СТАЛИН: - Писатели думают, что они политикой не занимаются... Написал человек красиво, и все. А там есть плохие вредные места, мысли, которые отравляют сознание молодежи... Почему я недолюбливаю людей вроде Зощенко? Потому, что они пишут что-то на рвотный порошок. Можем ли мы терпеть на посту руководителей людей, которые это произведение пускают в печать?.. У нас журнал не частное предпреятие... Он не имеет права приспосабливаться к вкусам людей , которые не хотят признавать наш строй. Кто не хочет перестраиваться, например Зощенко, пуская убирается ко всем чертям.  Не нам же переделывать свои вкусы.
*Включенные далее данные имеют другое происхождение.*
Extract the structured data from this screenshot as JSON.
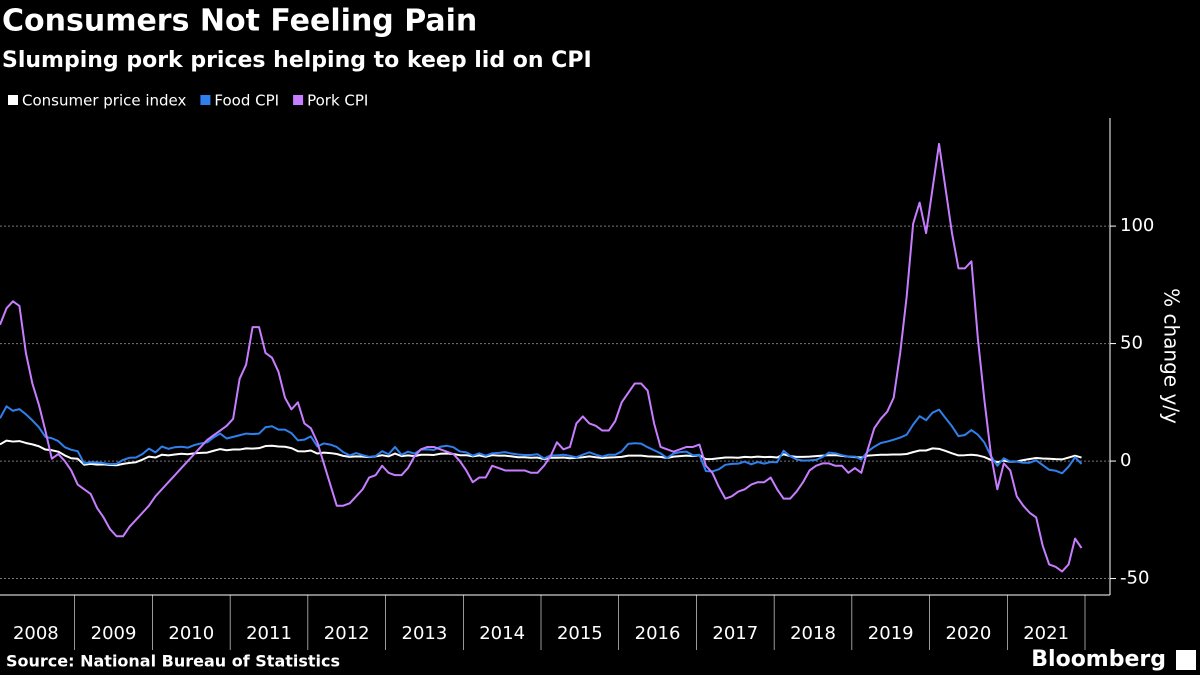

Не нам приспосабливать свои мысли и чувства к Зощенко и Ахматовой. Разве Анна Ахматова может воспитывать? Разве этот дурак, балаганный рассказчик, писака Зощенко может воспитывать?

(Просто,  по-нстоящему мудро!)МГ
. . . . . . . . . . . . . . . . . . . . . . ..


    Несколько моих личных замечаний  по вышеприведенному.
Очень мне понравился риторический вопрос Сталина:  «Почему я недолюбливаю людей вроде Зощенко?»
 Об  этом я напишу как-нибудь отдельно, почему Сталин недолюбливал таких людей как Зощенко.  Хуже было тем, кого он «долюбил»: Мандельштам, Михоэлс (А это еще кто такой?), Бабель, Цветаева, ...
 Зощенко всего лишь исключили из ССП и лишили временно хлебных  карточек, («Минуй нас пуще всех печалей  И барский гнев, и барская любовь»). Он даже пережил Сталина и умер в 1958 году.

     В  1988 году   Политбюро ЦК КПСС признало постановление «О журналах „Звезда“ и „Ленинград“ от 14 августа 1946 года ошибочным, «искажающим принципы работы с творческой интеллигенцией», и отменило его.

    Поторопились ребята. С интеллигенцией только так и нужно работать.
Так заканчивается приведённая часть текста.